06 Ene La noche de los cristales Rotos
El golpe del ariete que chocó contra la puerta de la nave industrial resonó en todo el polígono, que a altas horas de la madrugada permanecía oscuro y en silencio. Una vez abierta la puerta de la ratonera ya solo quedaba la parte más divertida, arrasar con todo.
Él no era ningún novato, había barrido Europa limpiándola de una de las peores plagas que ha azotado a la humanidad desde el principio de las eras, y estaba orgulloso de ello. Los años que pesaban sobre sus hombros y las canas de su pelo eran mudos testigos de como había sobrevivido al enfrentamiento contra muchos de ellos, como siempre había salido vencedor. Dios estaba de su parte, insuflando fuerza y determinación en cada uno de sus pasos y palabras.
-Entrad ahí y matad a esa puta del Diablo.
Los soldados de Dios entraron por esa puerta igual que un enjambre de avispas que se revuelve contra quien osa perturbar su tranquilidad. Armas en mano, se expandían dentro de la nave industrial cubriendo cada hueco como ya lo habían hecho mil veces antes, una vez ellos entraban ningún vampiro saldría de allí con vida.
Era una nave industrial grande, de techos altos y terriblemente fría si no fuera por la forja que permanecía aún encendida, con unas pequeñas ascuas que se negaban a terminar de apagarse y que daban al lugar un resplandor rojizo muy acorde a lo que estaba sucediendo. Por todo el lugar, un sin fin de tablones colgados de las paredes mostraban diseños y planos de vidrieras y proyectos de todo tipo, desde lámparas a esculturas de cristal. El resultado de muchos de esos proyectos estaba sobre las mesas, como trofeos adornando un lugar solitario donde nadie salvo su creadora podría verlos.
-Monseñor, tiene que venir a ver esto.
La voz era de uno de los soldados de primera línea, que ya debería haber llegado al fondo de la nave, y que resonaba por el auricular que llevaba puesto. Con largos pasos no tardó en atravesar aquel circo de cristales y sacos de arena. No pudo evitar fijarse en una montaña de chatarra que descansaba junto a la forja, formada por casquillos de bala, fusiles oxidados y todo tipo de piezas metálicas que en algún momento fueron parte de armamento militar del bando republicano durante la batalla de Brunete. Pero no se detuvo a observarlo detenidamente, quería ver que clase de monstruosidad habían encontrado sus hombres al fondo de esa madriguera.

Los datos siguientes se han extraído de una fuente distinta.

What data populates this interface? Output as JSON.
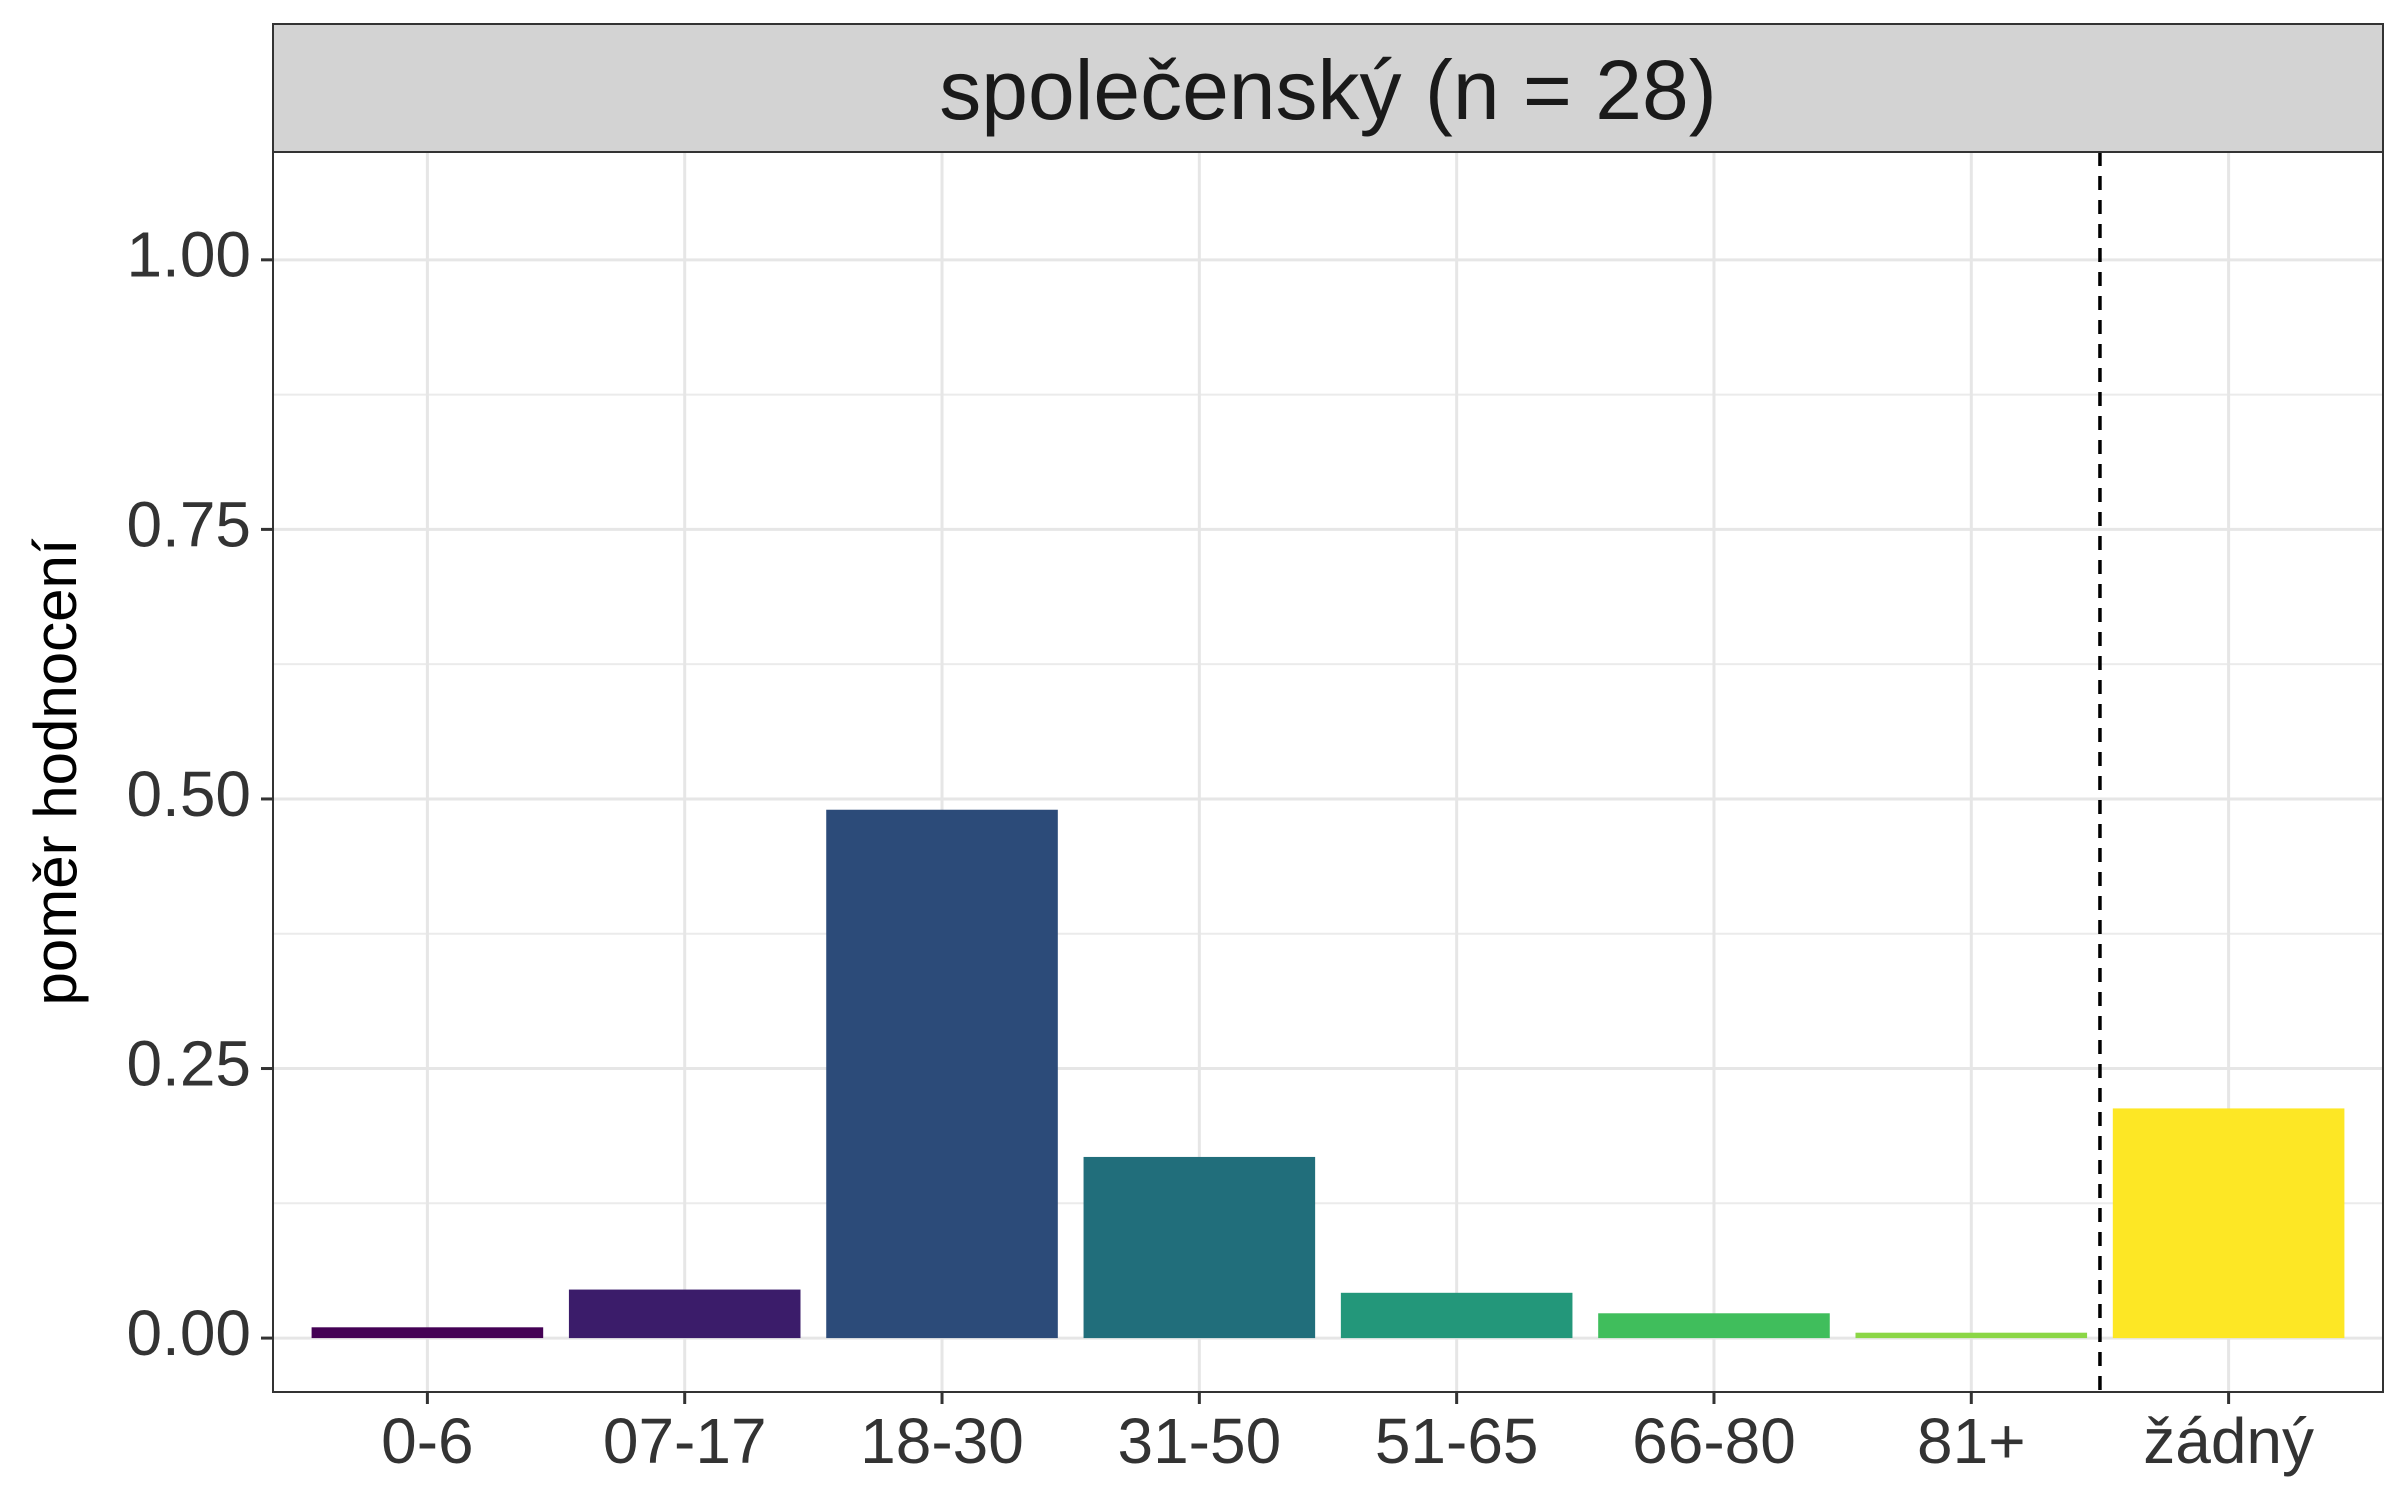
{
  "chart_data": {
    "type": "bar",
    "title": "společenský (n = 28)",
    "xlabel": "",
    "ylabel": "poměr hodnocení",
    "categories": [
      "0-6",
      "07-17",
      "18-30",
      "31-50",
      "51-65",
      "66-80",
      "81+",
      "žádný"
    ],
    "values": [
      0.01,
      0.045,
      0.49,
      0.168,
      0.042,
      0.023,
      0.005,
      0.213
    ],
    "colors": [
      "#440154",
      "#3B1C6A",
      "#2C4B79",
      "#216E7B",
      "#23977A",
      "#40BE5C",
      "#8BD646",
      "#FDE725"
    ],
    "ylim": [
      -0.05,
      1.1
    ],
    "yticks": [
      0.0,
      0.25,
      0.5,
      0.75,
      1.0
    ],
    "ytick_labels": [
      "0.00",
      "0.25",
      "0.50",
      "0.75",
      "1.00"
    ],
    "grid": true,
    "separator_after_category": "81+",
    "separator_style": "dashed",
    "facet_strip_color": "#D3D3D3"
  }
}
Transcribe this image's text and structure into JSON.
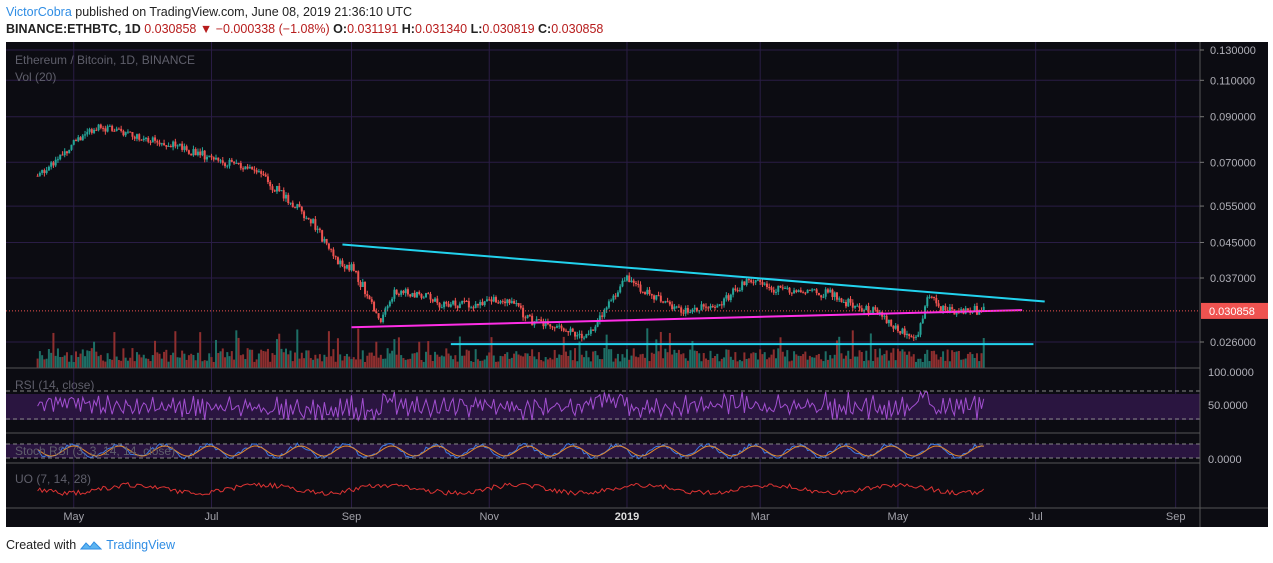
{
  "header": {
    "author": "VictorCobra",
    "published": "published on TradingView.com, June 08, 2019 21:36:10 UTC",
    "symbol": "BINANCE:ETHBTC, 1D",
    "last": "0.030858",
    "arrow": "▼",
    "change": "−0.000338 (−1.08%)",
    "o_label": "O:",
    "o_value": "0.031191",
    "h_label": "H:",
    "h_value": "0.031340",
    "l_label": "L:",
    "l_value": "0.030819",
    "c_label": "C:",
    "c_value": "0.030858"
  },
  "chart_data": {
    "type": "candlestick",
    "title": "Ethereum / Bitcoin, 1D, BINANCE",
    "volume_label": "Vol (20)",
    "y_scale": "log",
    "y_ticks": [
      "0.130000",
      "0.110000",
      "0.090000",
      "0.070000",
      "0.055000",
      "0.045000",
      "0.037000",
      "0.030858",
      "0.026000"
    ],
    "current_price": "0.030858",
    "x_ticks": [
      "May",
      "Jul",
      "Sep",
      "Nov",
      "2019",
      "Mar",
      "May",
      "Jul",
      "Sep"
    ],
    "price_path": {
      "dates": [
        "2018-04-15",
        "2018-05-01",
        "2018-05-10",
        "2018-05-20",
        "2018-06-10",
        "2018-06-30",
        "2018-07-20",
        "2018-08-01",
        "2018-08-15",
        "2018-08-25",
        "2018-09-01",
        "2018-09-08",
        "2018-09-13",
        "2018-09-20",
        "2018-10-01",
        "2018-10-10",
        "2018-10-25",
        "2018-11-10",
        "2018-11-20",
        "2018-12-01",
        "2018-12-15",
        "2018-12-25",
        "2019-01-01",
        "2019-01-10",
        "2019-01-25",
        "2019-02-10",
        "2019-02-25",
        "2019-03-05",
        "2019-03-20",
        "2019-04-01",
        "2019-04-10",
        "2019-04-20",
        "2019-05-01",
        "2019-05-10",
        "2019-05-15",
        "2019-05-20",
        "2019-05-25",
        "2019-06-01",
        "2019-06-08"
      ],
      "close": [
        0.065,
        0.078,
        0.085,
        0.084,
        0.078,
        0.072,
        0.067,
        0.059,
        0.05,
        0.041,
        0.039,
        0.034,
        0.029,
        0.034,
        0.034,
        0.032,
        0.032,
        0.033,
        0.029,
        0.028,
        0.027,
        0.033,
        0.037,
        0.034,
        0.031,
        0.032,
        0.037,
        0.035,
        0.034,
        0.034,
        0.032,
        0.031,
        0.028,
        0.027,
        0.034,
        0.031,
        0.031,
        0.031,
        0.0309
      ]
    },
    "annotations": [
      {
        "label": "descending-resistance",
        "color": "#22d3ee",
        "from": [
          "2018-08-28",
          0.0445
        ],
        "to": [
          "2019-07-05",
          0.0325
        ]
      },
      {
        "label": "ascending-support",
        "color": "#ff2ee6",
        "from": [
          "2018-09-01",
          0.0282
        ],
        "to": [
          "2019-06-25",
          0.031
        ]
      },
      {
        "label": "horizontal-support",
        "color": "#22d3ee",
        "from": [
          "2018-10-15",
          0.0257
        ],
        "to": [
          "2019-06-30",
          0.0257
        ]
      }
    ],
    "rsi": {
      "label": "RSI (14, close)",
      "ticks": [
        "100.0000",
        "50.0000"
      ],
      "bands": [
        70,
        30
      ]
    },
    "stoch": {
      "label": "Stoch RSI (3, 3, 14, 14, close)",
      "ticks": [
        "0.0000"
      ]
    },
    "uo": {
      "label": "UO (7, 14, 28)"
    }
  },
  "footer": {
    "created_with": "Created with",
    "brand": "TradingView"
  }
}
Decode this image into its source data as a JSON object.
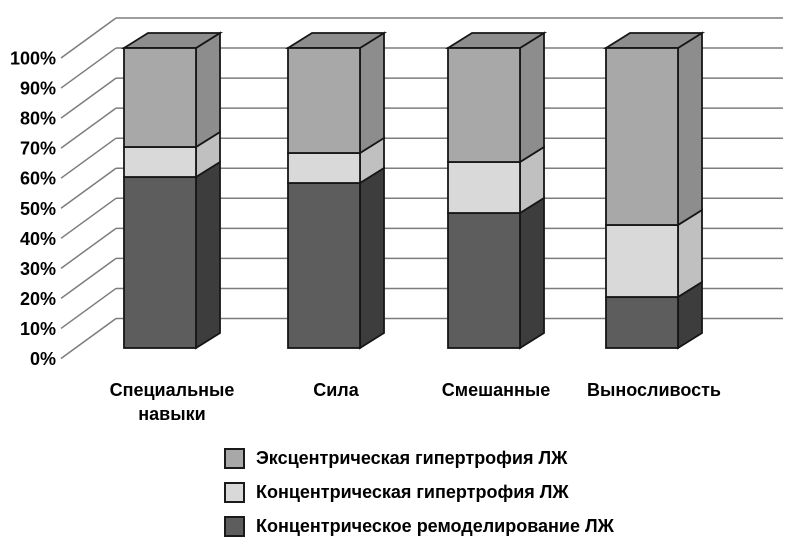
{
  "figure": {
    "background": "#ffffff"
  },
  "chart_data": {
    "type": "bar",
    "subtype": "stacked-percent-3d",
    "title": "",
    "categories": [
      "Специальные навыки",
      "Сила",
      "Смешанные",
      "Выносливость"
    ],
    "category_lines": [
      [
        "Специальные",
        "навыки"
      ],
      [
        "Сила"
      ],
      [
        "Смешанные"
      ],
      [
        "Выносливость"
      ]
    ],
    "series": [
      {
        "name": "Концентрическое ремоделирование ЛЖ",
        "values": [
          57,
          55,
          45,
          17
        ],
        "front_color": "#5d5d5d",
        "side_color": "#3d3d3d",
        "top_color": "#4a4a4a"
      },
      {
        "name": "Концентрическая гипертрофия ЛЖ",
        "values": [
          10,
          10,
          17,
          24
        ],
        "front_color": "#d9d9d9",
        "side_color": "#c0c0c0",
        "top_color": "#cccccc"
      },
      {
        "name": "Эксцентрическая гипертрофия ЛЖ",
        "values": [
          33,
          35,
          38,
          59
        ],
        "front_color": "#a8a8a8",
        "side_color": "#8d8d8d",
        "top_color": "#8d8d8d"
      }
    ],
    "legend": [
      {
        "label": "Эксцентрическая гипертрофия ЛЖ",
        "color": "#a8a8a8"
      },
      {
        "label": "Концентрическая гипертрофия ЛЖ",
        "color": "#d9d9d9"
      },
      {
        "label": "Концентрическое ремоделирование ЛЖ",
        "color": "#5d5d5d"
      }
    ],
    "legend_position": "bottom",
    "yticks": [
      "0%",
      "10%",
      "20%",
      "30%",
      "40%",
      "50%",
      "60%",
      "70%",
      "80%",
      "90%",
      "100%"
    ],
    "ylim": [
      0,
      100
    ],
    "grid": true,
    "colors": {
      "gridline": "#7d7d7d",
      "outline": "#161616",
      "text": "#000000"
    }
  }
}
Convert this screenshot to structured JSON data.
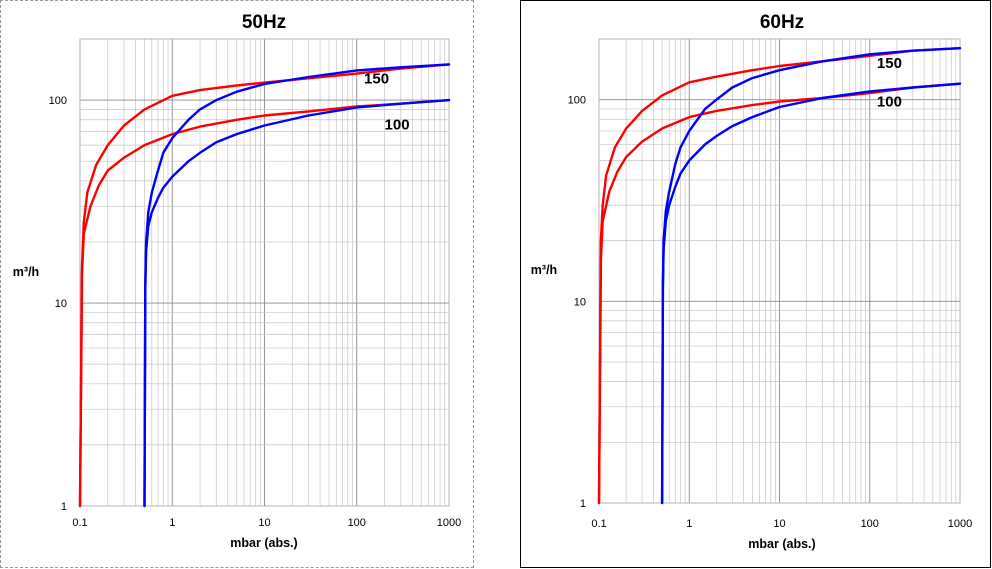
{
  "chart_data": [
    {
      "type": "line",
      "title": "50Hz",
      "xlabel": "mbar (abs.)",
      "ylabel": "m³/h",
      "xscale": "log",
      "yscale": "log",
      "xlim": [
        0.1,
        1000
      ],
      "ylim": [
        1,
        200
      ],
      "grid": true,
      "x_ticks": [
        "0.1",
        "1",
        "10",
        "100",
        "1000"
      ],
      "y_ticks": [
        "1",
        "10",
        "100"
      ],
      "annotations": [
        {
          "text": "150",
          "x": 120,
          "y": 128
        },
        {
          "text": "100",
          "x": 200,
          "y": 76
        }
      ],
      "series": [
        {
          "color": "#ff0000",
          "x": [
            0.1,
            0.105,
            0.11,
            0.12,
            0.15,
            0.2,
            0.3,
            0.5,
            1,
            2,
            5,
            10,
            30,
            100,
            300,
            1000
          ],
          "y": [
            1,
            15,
            25,
            35,
            48,
            60,
            75,
            90,
            105,
            112,
            118,
            122,
            128,
            135,
            143,
            150
          ]
        },
        {
          "color": "#ff0000",
          "x": [
            0.1,
            0.105,
            0.11,
            0.13,
            0.16,
            0.2,
            0.3,
            0.5,
            1,
            2,
            5,
            10,
            30,
            100,
            300,
            1000
          ],
          "y": [
            1,
            14,
            22,
            30,
            38,
            45,
            52,
            60,
            68,
            74,
            80,
            84,
            88,
            93,
            96,
            100
          ]
        },
        {
          "color": "#0000ff",
          "x": [
            0.5,
            0.51,
            0.52,
            0.55,
            0.6,
            0.7,
            0.8,
            1,
            1.5,
            2,
            3,
            5,
            10,
            30,
            100,
            300,
            1000
          ],
          "y": [
            1,
            12,
            20,
            28,
            35,
            45,
            55,
            65,
            80,
            90,
            100,
            110,
            120,
            130,
            140,
            145,
            150
          ]
        },
        {
          "color": "#0000ff",
          "x": [
            0.5,
            0.51,
            0.52,
            0.55,
            0.6,
            0.7,
            0.8,
            1,
            1.5,
            2,
            3,
            5,
            10,
            30,
            100,
            300,
            1000
          ],
          "y": [
            1,
            12,
            18,
            24,
            28,
            33,
            37,
            42,
            50,
            55,
            62,
            68,
            75,
            84,
            92,
            96,
            100
          ]
        }
      ]
    },
    {
      "type": "line",
      "title": "60Hz",
      "xlabel": "mbar (abs.)",
      "ylabel": "m³/h",
      "xscale": "log",
      "yscale": "log",
      "xlim": [
        0.1,
        1000
      ],
      "ylim": [
        1,
        200
      ],
      "grid": true,
      "x_ticks": [
        "0.1",
        "1",
        "10",
        "100",
        "1000"
      ],
      "y_ticks": [
        "1",
        "10",
        "100"
      ],
      "annotations": [
        {
          "text": "150",
          "x": 120,
          "y": 152
        },
        {
          "text": "100",
          "x": 120,
          "y": 98
        }
      ],
      "series": [
        {
          "color": "#ff0000",
          "x": [
            0.1,
            0.105,
            0.11,
            0.12,
            0.15,
            0.2,
            0.3,
            0.5,
            1,
            2,
            5,
            10,
            30,
            100,
            300,
            1000
          ],
          "y": [
            1,
            20,
            30,
            42,
            58,
            72,
            88,
            105,
            122,
            130,
            140,
            147,
            155,
            165,
            175,
            180
          ]
        },
        {
          "color": "#ff0000",
          "x": [
            0.1,
            0.105,
            0.11,
            0.13,
            0.16,
            0.2,
            0.3,
            0.5,
            1,
            2,
            5,
            10,
            30,
            100,
            300,
            1000
          ],
          "y": [
            1,
            16,
            25,
            35,
            44,
            52,
            62,
            72,
            82,
            88,
            94,
            98,
            102,
            108,
            115,
            120
          ]
        },
        {
          "color": "#0000ff",
          "x": [
            0.5,
            0.51,
            0.52,
            0.55,
            0.6,
            0.7,
            0.8,
            1,
            1.5,
            2,
            3,
            5,
            10,
            30,
            100,
            300,
            1000
          ],
          "y": [
            1,
            12,
            20,
            28,
            35,
            48,
            58,
            70,
            90,
            100,
            115,
            128,
            140,
            155,
            168,
            175,
            180
          ]
        },
        {
          "color": "#0000ff",
          "x": [
            0.5,
            0.51,
            0.52,
            0.55,
            0.6,
            0.7,
            0.8,
            1,
            1.5,
            2,
            3,
            5,
            10,
            30,
            100,
            300,
            1000
          ],
          "y": [
            1,
            12,
            18,
            25,
            30,
            37,
            43,
            50,
            60,
            66,
            74,
            82,
            92,
            102,
            110,
            115,
            120
          ]
        }
      ]
    }
  ]
}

Los soldados ya había retirado los enormes trozos de tela que cubrían aquella cosa, redonda y gigantesca estaba apoyada en la pared del fondo. No había que esforzarse mucho para ver lo que era. El rosetón de Notre Dame descansaba en una nave industrial de mala muerte en un polígono de Brunete. El solo hecho de pensarlo le pareció insultante. Sabía que era una copia, pues el original seguía en su sitio, pero su belleza y perfección le hicieron preguntarse por un instante cuantas de las vidrieras que adornaban sus amadas iglesias habrían sido fabricadas por esa zorra. La idea le pareció aberrante y la borró de su mente antes de que fraguase.
-Destrozadlo todo y prendedle fuego al lugar. Esta claro que no está aquí o ya habría salido.
-Monseñor, hay algo más, en el cuarto de la derecha.
Al mirar a la derecha pudo ver una pequeña puerta metálica que sus soldados ya habían abierto, caminó hacia allí sin esperanzas de encontrar a su presa, pero lo que hallaron sus ojos compensó sobremanera el no poder cazarla. En el centro de la pequeña habitación pobremente iluminada había una estatua a tamaño real de un hombre, un hombre con una estaca atravesando su pecho. La piedra no era lisa y perfecta como en la mayoría de esculturas, sino que era rugosa y de un color rojizo, como el óxido. Monseñor sólo pudo soltar una carcajada ante semejante obra macabra.
-¿Sabes lo que es esto soldado? Esto que ves aquí es el creador de esa zorra. Según los archivos que se nos han facilitado esa hija de puta había matado a su creador y lo había convertido en una estatua, pero nunca me imaginé que sería en una de este tipo. ¿Ves ese color rojizo de la piedra? Son sedimentos. Lo metió bajo el agua con una estaca en el pecho y dejó de los sedimentos fueran convirtiendo a su creador en piedra. Para que después digan que nosotros somos crueles. Esto nos lo llevamos.
Con la misma rapidez y orden con el que entraron, los soldados de Dios abandonaron el lugar, esta vez cargando una estatua bien envuelta en telas. El sonido de cristales rotos a golpes sonaban en sus oídos como música celestial.
Los monstruos no pueden crear belleza, es contra natura.